へき開が良い鉱物であり、正八面体に割れる。モース硬度は4であり、モース硬度の指標となっている。比重は3.18。濃硫酸に入れて加熱するとフッ化水素が発生する。
用途・加工法編集
化学材料編集
古くから製鉄などにおいて融剤として用いられてきた。鉱石を流動化することにちなんで、蛍石はかつての英名は「fluorspar」という名であった。fluoはラテン語で「流れる」を意味する[2]。また、蛍石はフッ素を含むことから、フッ素を意味する英単語「fluorine」も、この英名から名付けられた[3]。
フッ素の貯蔵に用いられることもある。またアルミ精錬の融剤であるヘキサフルオロアルミン酸ナトリウムを合成する原材料となっている。
蛍石はフッ素が大量に含まれており、粉砕した蛍石と硫酸を反応させることで、フッ化水素酸と石膏が生成される。さらに、このフッ化水素酸は、様々なフッ素化合物が作られる[4]。
光学材料編集
望遠鏡や写真レンズ(特に望遠レンズ)などで、高性能化のための特殊材料として現在ではキーパーツとなっている。天然の蛍石は、古くは19世紀には、顕微鏡などで使われている[1]。
高純度の蛍石結晶は、紫外線から可視光線、赤外線まで幅広い波長の光(130nmから8μm)を透過することから、光学材料としてレンズや窓板等、多様な用途に使用されている。また色分散が小さく、さらに一般的な光学ガラスと傾向が違う(異常部分分散)という特性を持つため、これを組み合わせてレンズを作ると色収差が非常に小さい、すなわち広い波長域にわたって焦点距離の差のない極めて安定した光学性能が得られる(蛍石レンズ)[1][5]。

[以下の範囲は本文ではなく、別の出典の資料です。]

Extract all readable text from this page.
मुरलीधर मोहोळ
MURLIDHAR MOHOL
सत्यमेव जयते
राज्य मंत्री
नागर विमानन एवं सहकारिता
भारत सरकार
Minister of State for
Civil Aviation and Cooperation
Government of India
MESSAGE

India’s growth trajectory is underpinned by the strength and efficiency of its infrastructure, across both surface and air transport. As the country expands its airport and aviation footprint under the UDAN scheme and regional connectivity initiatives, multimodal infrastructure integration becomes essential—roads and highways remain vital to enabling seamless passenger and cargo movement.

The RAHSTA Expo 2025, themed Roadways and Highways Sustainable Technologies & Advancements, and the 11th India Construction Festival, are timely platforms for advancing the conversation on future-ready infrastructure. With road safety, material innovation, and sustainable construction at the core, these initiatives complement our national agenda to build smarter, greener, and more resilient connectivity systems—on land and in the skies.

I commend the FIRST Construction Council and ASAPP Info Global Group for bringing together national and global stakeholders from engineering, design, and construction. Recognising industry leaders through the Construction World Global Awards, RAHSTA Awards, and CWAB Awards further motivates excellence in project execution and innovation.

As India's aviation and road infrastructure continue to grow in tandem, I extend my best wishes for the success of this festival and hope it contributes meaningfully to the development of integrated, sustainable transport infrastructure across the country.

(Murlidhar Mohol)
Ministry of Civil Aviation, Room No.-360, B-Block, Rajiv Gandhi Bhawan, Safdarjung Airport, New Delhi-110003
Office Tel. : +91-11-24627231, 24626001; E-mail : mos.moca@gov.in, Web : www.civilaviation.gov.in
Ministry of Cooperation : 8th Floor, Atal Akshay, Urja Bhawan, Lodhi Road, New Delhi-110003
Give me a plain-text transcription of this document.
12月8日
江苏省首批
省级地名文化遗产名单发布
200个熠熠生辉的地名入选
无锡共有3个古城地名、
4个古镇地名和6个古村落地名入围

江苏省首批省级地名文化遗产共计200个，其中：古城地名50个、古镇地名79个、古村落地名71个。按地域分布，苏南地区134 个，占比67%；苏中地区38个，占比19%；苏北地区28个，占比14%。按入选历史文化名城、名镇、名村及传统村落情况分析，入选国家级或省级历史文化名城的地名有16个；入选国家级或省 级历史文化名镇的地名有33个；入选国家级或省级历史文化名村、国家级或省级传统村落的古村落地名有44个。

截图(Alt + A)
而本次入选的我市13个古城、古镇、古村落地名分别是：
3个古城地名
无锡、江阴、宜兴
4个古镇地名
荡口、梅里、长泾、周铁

しかし、天然から産する蛍石は小粒なものが多く、大型のレンズを作ることは難しい[5]。1950年代には、蛍石を粉砕し、不純物を取り除いた上で再結晶化させる人工蛍石結晶の技術が発明された[1]。しかし単結晶を光学材料として使用するため、大型化が難しい。人工蛍石結晶は、まず坩堝で1400度まで加熱したあと、7~11日かけて冷やす。そして、不純物がないか検査した後、再び加熱して7~9日かけて冷やしながら、歪みを取り除いていくという工程を経て、ゆっくりと研磨をするという長い時間をかけて出来上がる[5]、直径20cmの凸レンズで100万円以上の高値になることもある。世界で初めて、一般消費者向けに発売した人工蛍石結晶採用のカメラ用レンズは、キヤノンが1969年5月に発売した「FL-F300mm F5.6」である[6][7]。当時、大卒の初任給が約3万円の時代に、このレンズは10万円で売り出された[5]。
日本の岩谷産業が2014年10月14日、天然の蛍石を原料とせず、炭酸カルシウムや石灰岩を高純度のフッ酸で処理することで、蛍石を人工的に合成する技術を、世界で初めて確立したと発表した[8][9]。これにより、レンズの低価格化が起こると期待されていたが、2020年時点ではまだコスト問題が解消されておらず、合成蛍石は、人工蛍石結晶の10倍弱のコストがかかる[1]。ガラスで、蛍石レンズと同じ性質を持つレンズを作ることも可能であるが、その場合も加工は蛍石以上に難しい場合が多く、また重い。結果、蛍石が使われることが多い[1][5]。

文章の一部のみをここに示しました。